Je ne sais pas si c'est l'équipe française qui a collaboré qui a eu cette idée (certainement), mais sachez, chers amis, qu'il y a souvent de la haute tension aussi bien dans les courses folles, que dans les gros plans se posant sur le stress intense des personnages.

Et surtout, il y a peut-être un peu plus d'humour que dans les James Bond d'un Roger Moore vieillissant, la jeunesse d'un corps comme celui de Damon aidant.

Malheureusement, comme dans la junk food américaine, il y a toujours un os dans le gros steak haché. Cette rotule dure à avaler - gloups -. Il s'agit de l'abus, à certains endroits, d'effets high tech consistant a repérer la position de tous les espions qui vont se mettre à chasser Jason Bourne.

Mis a part ces ternes clips musicaux MTV, Doug Liman tente avec "La mémoire dans la peau" de critiquer un système qui contrôle, fiche et catalogue les personnes en un clin d'oeil.

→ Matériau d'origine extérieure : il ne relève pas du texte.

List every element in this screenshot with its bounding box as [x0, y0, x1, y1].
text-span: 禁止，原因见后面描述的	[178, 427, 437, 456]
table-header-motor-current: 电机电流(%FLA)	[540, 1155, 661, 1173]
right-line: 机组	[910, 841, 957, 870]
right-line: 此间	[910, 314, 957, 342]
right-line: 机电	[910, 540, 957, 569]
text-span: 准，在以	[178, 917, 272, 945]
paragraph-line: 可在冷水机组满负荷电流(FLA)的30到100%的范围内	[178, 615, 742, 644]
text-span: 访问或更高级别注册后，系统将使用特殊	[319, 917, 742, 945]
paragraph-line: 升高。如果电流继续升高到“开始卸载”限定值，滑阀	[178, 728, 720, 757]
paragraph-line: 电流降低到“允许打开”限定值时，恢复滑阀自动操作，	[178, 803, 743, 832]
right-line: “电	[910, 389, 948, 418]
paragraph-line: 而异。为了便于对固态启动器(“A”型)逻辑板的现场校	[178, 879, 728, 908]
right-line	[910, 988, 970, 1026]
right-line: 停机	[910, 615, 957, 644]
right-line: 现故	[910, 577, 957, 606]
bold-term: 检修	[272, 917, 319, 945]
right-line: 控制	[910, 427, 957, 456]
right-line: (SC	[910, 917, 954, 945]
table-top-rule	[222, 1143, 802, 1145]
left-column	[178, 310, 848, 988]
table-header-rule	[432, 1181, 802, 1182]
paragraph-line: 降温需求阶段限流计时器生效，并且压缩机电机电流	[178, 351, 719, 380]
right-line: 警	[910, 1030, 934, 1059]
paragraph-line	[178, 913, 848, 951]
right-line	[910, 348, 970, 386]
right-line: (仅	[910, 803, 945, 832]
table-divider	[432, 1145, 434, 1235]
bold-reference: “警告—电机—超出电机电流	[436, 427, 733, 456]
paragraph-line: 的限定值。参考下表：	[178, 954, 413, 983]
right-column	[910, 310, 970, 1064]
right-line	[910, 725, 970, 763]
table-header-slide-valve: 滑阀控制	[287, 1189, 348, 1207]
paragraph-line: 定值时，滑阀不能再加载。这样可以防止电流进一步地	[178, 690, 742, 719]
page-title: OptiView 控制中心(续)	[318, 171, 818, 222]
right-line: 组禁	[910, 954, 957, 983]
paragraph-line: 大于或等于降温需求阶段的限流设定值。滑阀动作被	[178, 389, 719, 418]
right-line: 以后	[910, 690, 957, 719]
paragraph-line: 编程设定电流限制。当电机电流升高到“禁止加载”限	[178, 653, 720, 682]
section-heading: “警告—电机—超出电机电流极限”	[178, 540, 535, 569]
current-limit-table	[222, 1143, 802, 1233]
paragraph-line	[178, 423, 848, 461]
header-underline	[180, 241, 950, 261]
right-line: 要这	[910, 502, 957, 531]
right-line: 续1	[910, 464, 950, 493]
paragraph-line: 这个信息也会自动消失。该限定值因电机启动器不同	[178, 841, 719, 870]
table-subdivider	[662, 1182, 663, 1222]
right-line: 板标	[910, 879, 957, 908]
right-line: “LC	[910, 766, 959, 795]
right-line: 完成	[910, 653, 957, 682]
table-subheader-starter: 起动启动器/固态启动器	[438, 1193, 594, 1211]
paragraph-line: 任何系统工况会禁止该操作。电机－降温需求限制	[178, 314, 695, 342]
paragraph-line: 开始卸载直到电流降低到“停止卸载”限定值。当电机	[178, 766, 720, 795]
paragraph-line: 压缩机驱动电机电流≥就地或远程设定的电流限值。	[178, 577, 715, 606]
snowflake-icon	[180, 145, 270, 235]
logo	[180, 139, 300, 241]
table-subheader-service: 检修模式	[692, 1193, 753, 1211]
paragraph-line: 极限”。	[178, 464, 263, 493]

En bref, c'est ce qu'on a pu voir en long et en large dans "Ennemi d'Etat". Le fort du film n'est donc pas tellement de faire passer un message sur la surveillance électronique aux Etats-Unis, mais plutôt de présenter un surhomme qui vaut 30 millions de dollars, capable de parler au moins dix langues, de neutraliser cinq personnes simultanément et de se fondre dans la foule comme pas deux.

En somme, il s'agit, en quelque sorte, de la version longue d'un "Cameleon" bis, avec une Franka Potente dont le potentiel survolté est indéniable, et un Matt Damon dynamique, probablement dans sa meilleure prestation depuis "Good Will Hunting".